Across Europe and the United States, Mathieu (1921–2012) played a decisive role within abstraction in the late 1940s and early 1950s, during the movement’s burgeoning. He diverted from the geometrical abstractions that dominated the previous era with a visual language that favoured form over content and gesture over intent, and aimed for uninhibited creative expression. He termed this newfound aesthetic ‘Lyrical Abstraction’, after a description of his work by French critic Jean José Marchand (1947). His works are characterised by a calligraphic quality of line that he created using long brushes and by applying paint directly from tubes onto the canvas. The immediacy and rapid execution of these distinct methods guaranteed the freedom with which he defined his work. According to Clement Greenberg, Mathieu was the most powerful amongst European painters.
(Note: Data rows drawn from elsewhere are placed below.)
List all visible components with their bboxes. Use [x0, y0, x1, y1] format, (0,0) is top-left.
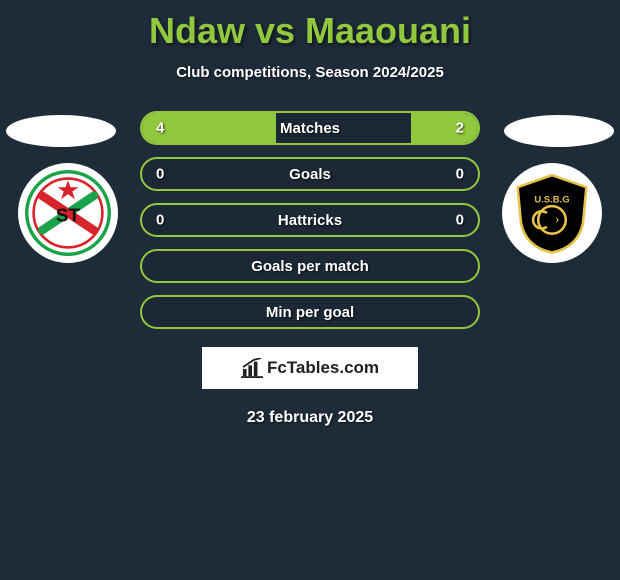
stat-value-right: 2 [456, 120, 464, 137]
stat-row-min-per-goal: Min per goal [140, 295, 480, 329]
svg-text:U.S.B.G: U.S.B.G [534, 195, 569, 206]
stat-label: Matches [280, 120, 340, 137]
us-ben-guerdane-icon: U.S.B.G [509, 170, 595, 256]
stat-label: Goals per match [251, 258, 369, 275]
stat-value-right: 0 [456, 166, 464, 183]
stat-row-matches: 4 Matches 2 [140, 111, 480, 145]
bar-chart-icon [241, 358, 263, 378]
stat-value-left: 4 [156, 120, 164, 137]
stat-label: Min per goal [266, 304, 354, 321]
stat-rows: 4 Matches 2 0 Goals 0 0 Hattricks 0 Goal… [140, 111, 480, 329]
club-badge-right: U.S.B.G [502, 163, 602, 263]
stat-value-left: 0 [156, 212, 164, 229]
page-subtitle: Club competitions, Season 2024/2025 [0, 64, 620, 81]
brand-link[interactable]: FcTables.com [202, 347, 418, 389]
svg-text:ST: ST [56, 206, 81, 227]
brand-text: FcTables.com [267, 358, 379, 378]
stat-row-goals: 0 Goals 0 [140, 157, 480, 191]
stat-row-hattricks: 0 Hattricks 0 [140, 203, 480, 237]
player-right-ellipse [504, 115, 614, 147]
page-title: Ndaw vs Maaouani [0, 0, 620, 52]
stat-label: Hattricks [278, 212, 342, 229]
stat-value-left: 0 [156, 166, 164, 183]
stats-area: ST U.S.B.G 4 Matches 2 0 Goals 0 [0, 111, 620, 427]
stat-value-right: 0 [456, 212, 464, 229]
stade-tunisien-icon: ST [25, 170, 111, 256]
date-text: 23 february 2025 [0, 409, 620, 427]
stat-row-goals-per-match: Goals per match [140, 249, 480, 283]
stat-label: Goals [289, 166, 331, 183]
player-left-ellipse [6, 115, 116, 147]
club-badge-left: ST [18, 163, 118, 263]
stat-fill-right [411, 113, 478, 143]
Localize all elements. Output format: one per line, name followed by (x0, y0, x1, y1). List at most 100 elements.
Mathieu’s work has been the subject of numerous retrospectives, and is included in more than 80 museums and public permanent collections, including the Art Institute of Chicago; the Georges Pompidou Centre, Paris; the Hirshhorn Museum and Sculpture Garden, Washington, DC; the Kunstmuseum Basel; the Kunsthaus Zurich; the Museum of Contemporary Art, Los Angeles; the Museum of Fine Arts, Houston; the Museum of Modern Art, New York; the Musée National d’Art Moderne, Paris; the Solomon R. Guggenheim Museum, New York; and the Tate, London.